She made no comment upon my British uniform and my apparent British character. She did not appear to remark anything incongruous in my appearance there, and it was not a subject that I cared to raise.

"See, the fighting must have begun," she said, pointing to a strip of wood barely visible in the night.

Some streaks of flame had leaped up, and we heard a distant rattle which I knew must be the small arms at work. Then there was a lull for a moment, followed by a louder and a longer crackle, and a line of fire, flaming up and then sinking in part, ran along the edge of the woods and across the fields. Through this crackle came a steady rub-a-dub, rub-a-dub.

"That is the beat of the drums," I said to Miss Desmond, who turned an inquiring face to me. "The drum is the soldier's conscience, I suppose, for it is always calling upon him to go forward and fight."

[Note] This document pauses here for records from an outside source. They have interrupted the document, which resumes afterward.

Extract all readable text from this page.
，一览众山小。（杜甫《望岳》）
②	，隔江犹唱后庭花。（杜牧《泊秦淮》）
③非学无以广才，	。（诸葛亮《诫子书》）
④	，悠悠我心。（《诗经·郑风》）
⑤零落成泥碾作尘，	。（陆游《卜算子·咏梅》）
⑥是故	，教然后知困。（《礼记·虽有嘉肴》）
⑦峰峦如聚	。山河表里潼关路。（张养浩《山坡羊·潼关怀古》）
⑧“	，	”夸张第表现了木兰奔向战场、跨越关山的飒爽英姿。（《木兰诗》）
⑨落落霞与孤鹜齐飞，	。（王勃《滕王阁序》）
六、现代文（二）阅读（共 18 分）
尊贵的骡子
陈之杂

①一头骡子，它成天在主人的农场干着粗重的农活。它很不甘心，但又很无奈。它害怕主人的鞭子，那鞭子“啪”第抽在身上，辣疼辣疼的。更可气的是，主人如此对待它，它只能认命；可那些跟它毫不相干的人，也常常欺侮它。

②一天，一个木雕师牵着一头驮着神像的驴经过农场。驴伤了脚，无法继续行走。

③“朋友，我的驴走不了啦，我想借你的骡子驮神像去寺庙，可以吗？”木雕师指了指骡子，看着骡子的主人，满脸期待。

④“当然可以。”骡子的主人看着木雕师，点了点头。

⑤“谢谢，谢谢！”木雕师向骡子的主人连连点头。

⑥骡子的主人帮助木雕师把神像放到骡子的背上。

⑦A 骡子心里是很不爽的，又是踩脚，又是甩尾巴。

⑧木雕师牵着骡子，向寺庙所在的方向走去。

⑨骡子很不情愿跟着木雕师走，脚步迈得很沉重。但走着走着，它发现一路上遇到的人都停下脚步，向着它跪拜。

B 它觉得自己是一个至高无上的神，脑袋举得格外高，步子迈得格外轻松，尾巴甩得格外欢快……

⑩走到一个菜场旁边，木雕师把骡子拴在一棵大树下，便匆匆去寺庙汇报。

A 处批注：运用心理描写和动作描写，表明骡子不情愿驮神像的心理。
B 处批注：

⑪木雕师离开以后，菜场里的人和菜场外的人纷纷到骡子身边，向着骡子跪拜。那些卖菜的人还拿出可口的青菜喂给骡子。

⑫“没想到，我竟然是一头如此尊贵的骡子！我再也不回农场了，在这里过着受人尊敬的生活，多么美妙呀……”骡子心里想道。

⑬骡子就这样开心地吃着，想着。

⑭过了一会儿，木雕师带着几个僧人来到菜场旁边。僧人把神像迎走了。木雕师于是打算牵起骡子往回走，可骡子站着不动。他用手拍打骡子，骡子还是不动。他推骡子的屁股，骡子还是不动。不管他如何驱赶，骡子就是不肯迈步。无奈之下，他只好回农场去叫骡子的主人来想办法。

I spoke my thoughts truly, for the drum has always seemed to me to be a more remorseless war-god than the cannon. With its steady and tireless thump, thump, it calls upon you, with a voice that will not be hushed, to devote yourself to death. "Come on! Come on! Up to the cannon! Up to the cannon!" it says. It taunts you and reviles you. Give this drum to a ragamuffin of a little boy, and he catches its spirit, and he goes straight forward with it and commands you to follow him. It was so at Long Island when the Maryland brigade sacrificed itself and held back the immense numbers of the enemy until our own army could escape. A scrap of a boy stood on a hillock and beat a drum as tall as himself, calling upon the Maryland men to stand firm and die, until a British cannon-ball smashed his drum, and a British grenadier hoisted him over his shoulder with one hand and carried him away. There is a league between the drum and the cannon. The drum lures the men up to the cannon, and then the monster devours them.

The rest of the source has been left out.